Negative signals lend a sombre tone to the telecoms firm

by Dan Coatsworth

COLT Telecom Group, (COLT) 133.5p, Stop loss 160.2p

Shares summary

Sales and free cashflow are not growing strongly enough to warrant the high rating

Business:

Provider of local telecommunications services for businesses and governments

Vital stats:

Market value: £908 million

Historic PE: 44.5

Prospective PE 2008: 24.9

Prospective PE 2009: 18.3

Sector PE (next 12 months): 16.5

1-month relative strength: -8.9%

1-year relative strength: 7.4%

Yield 2008: n/a

NMS: 6,250

Spread: 0.19%

Last week’s (24 July) interim results caused concern about COLT’s sales, profit and free cashflow growth prospects as the telecom services firm must spend much more money to secure extra business. Analysts are asking if the additional earnings are boosting cash returns at all. A prospective price earnings ratio (PE) of 24.9 for 2008 means the stock is expensive relative to the telecom sector’s 16.5 average. It is hard to justify the premium rating, particularly when weakening macro-economic prospects prompted management to adopt a cautious earnings outlook.

COLT provides telecommunications to businesses and government in Europe. Pre-tax profit for the first half of 2008 jumped from €8.9 million to €33.5 million, helped by a €17 million one-off credit related to a billing issue between 2004 and 2007. Yet progress in the top line was not spectacular.

The 1.5% rise in second quarter revenue to €416.3 million was the first positive growth period for two years, notes stockbroker Investec. Data revenue nudged up by €39.2 million, a 9.6% rise underpinned by rising demand for ethernet services and its data centres.

This did not offset an 11.1% decline (€47.6 million) in voice revenue. Negative factors included competition in Germany and increases in the number of people terminating mobile deals.

A bigger concern is COLT’s appetite for cash. A year-on-year rise in capital expenditure from €56.5 million to €85.7 million in the second quarter meant spending was 28% higher (nearly €20 million) than expected by stockbroker KBC Peel Hunt. For several years, COLT has been seen as a potential takeover target with healthy cash generation as a key attraction. A bid has yet to emerge and will be less likely if free cashflow lags and the telecoms market becomes even more cut-throat.

Worsening sentiment

There is a good chance telecom stocks will hold up well against the broader market, as earnings and cashflow should prove relatively resilient in the event of a big economic slowdown. But market sentiment on COLT has worsened and investors should take note.

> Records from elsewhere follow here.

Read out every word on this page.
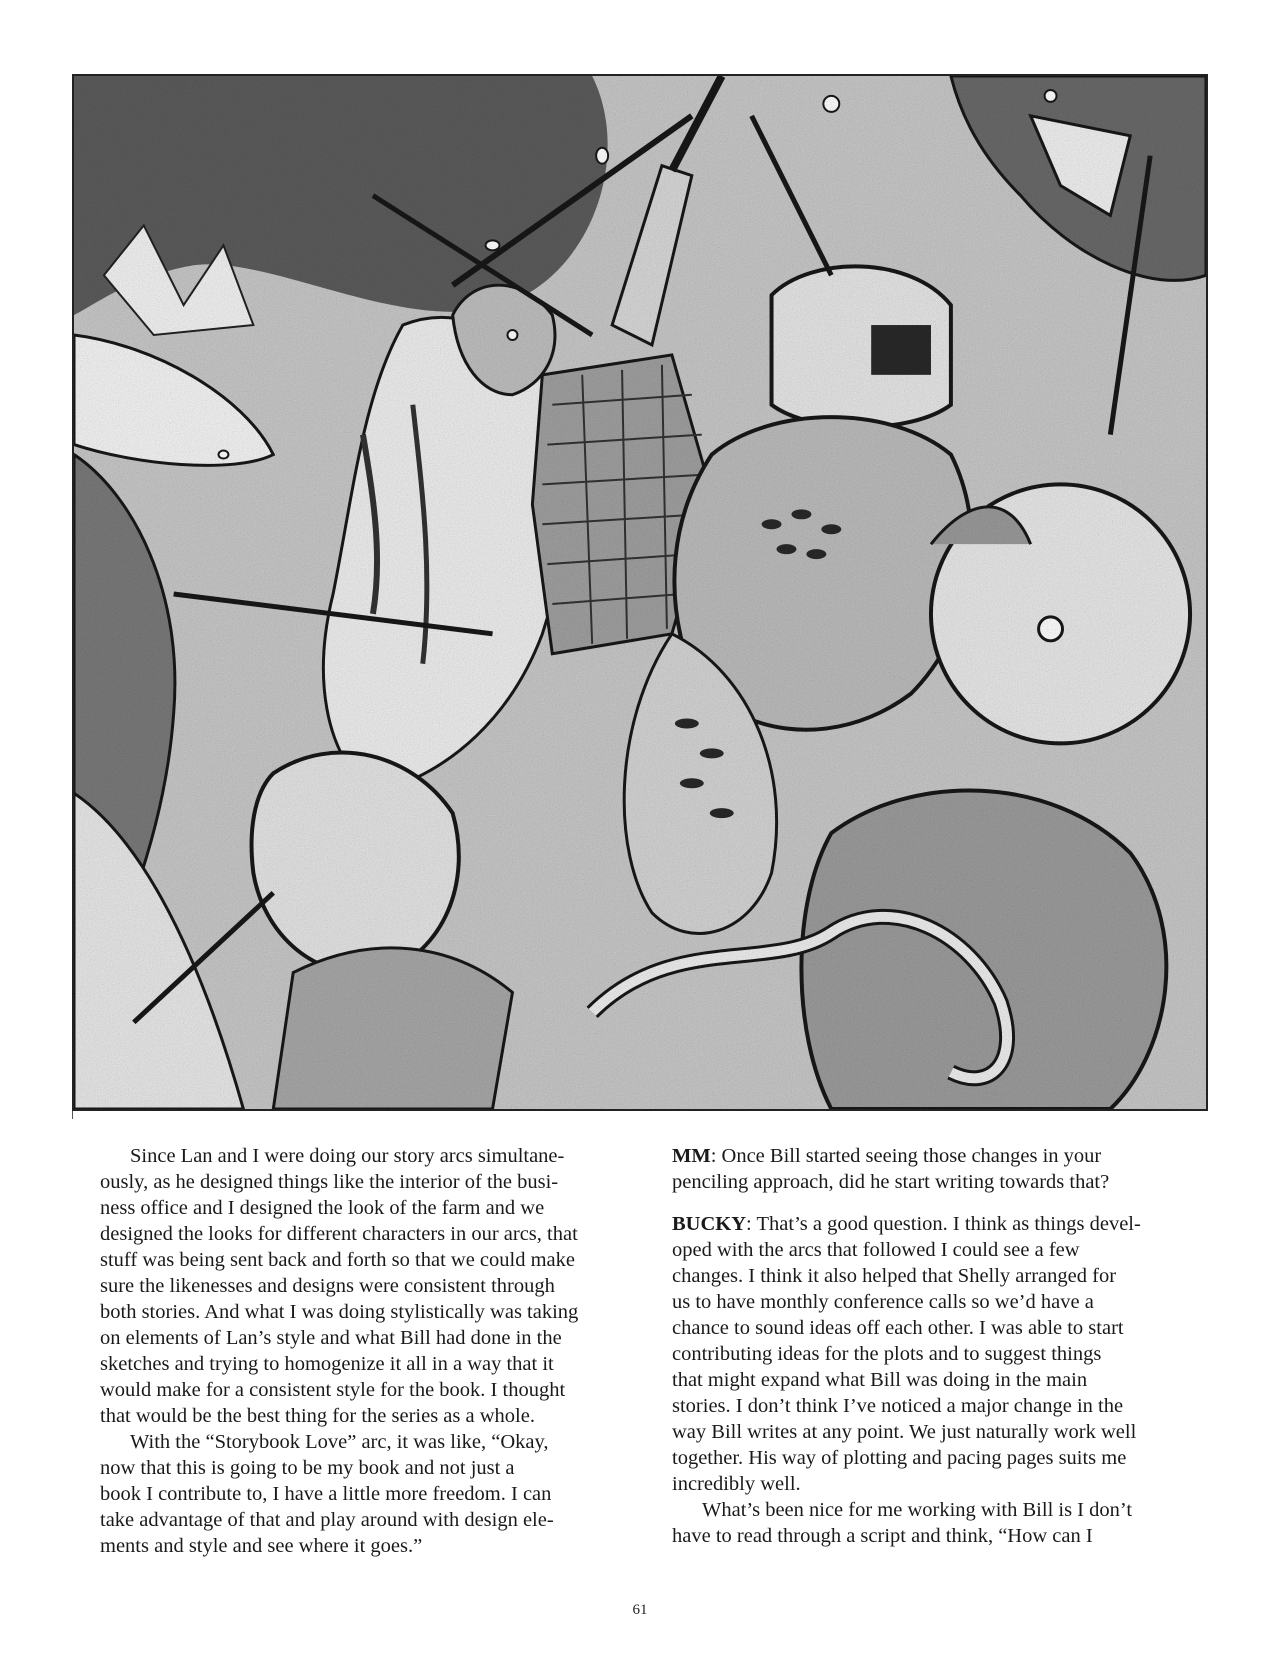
Since Lan and I were doing our story arcs simultane-
ously, as he designed things like the interior of the busi-
ness office and I designed the look of the farm and we
designed the looks for different characters in our arcs, that
stuff was being sent back and forth so that we could make
sure the likenesses and designs were consistent through
both stories. And what I was doing stylistically was taking
on elements of Lan’s style and what Bill had done in the
sketches and trying to homogenize it all in a way that it
would make for a consistent style for the book. I thought
that would be the best thing for the series as a whole.

With the “Storybook Love” arc, it was like, “Okay,
now that this is going to be my book and not just a
book I contribute to, I have a little more freedom. I can
take advantage of that and play around with design ele-
ments and style and see where it goes.”

MM: Once Bill started seeing those changes in your
penciling approach, did he start writing towards that?

BUCKY: That’s a good question. I think as things devel-
oped with the arcs that followed I could see a few
changes. I think it also helped that Shelly arranged for
us to have monthly conference calls so we’d have a
chance to sound ideas off each other. I was able to start
contributing ideas for the plots and to suggest things
that might expand what Bill was doing in the main
stories. I don’t think I’ve noticed a major change in the
way Bill writes at any point. We just naturally work well
together. His way of plotting and pacing pages suits me
incredibly well.

What’s been nice for me working with Bill is I don’t
have to read through a script and think, “How can I

61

Stockbroker Landsbanki is worried about COLT’s exposure to the financial services sector and push into management services. The latter has already shown signs of a slowdown in the US. Analyst Dan Gardiner says COLT’s ‘vague guidance does not inspire confidence’. He dislikes the way the company said it expected to improve results in the second half but added its outlook was ‘tempered with some caution’ in the light of economic uncertainties.

The shares have fallen 23% since June to 133.5p as investors questioned earnings visibility and cashflow. Landsbanki first flagged the risk posed by higher capital investment to free cashflow in April, when it argued rising capex could be an early sign of a slowdown in the data market. Analyst Dan Gardiner suggested the shares would fall from 166p to 140p over the subsequent year. This price drop was achieved in just over two months. With negative sentiment building, existing investors should sell; those not holding may consider shorting the stock.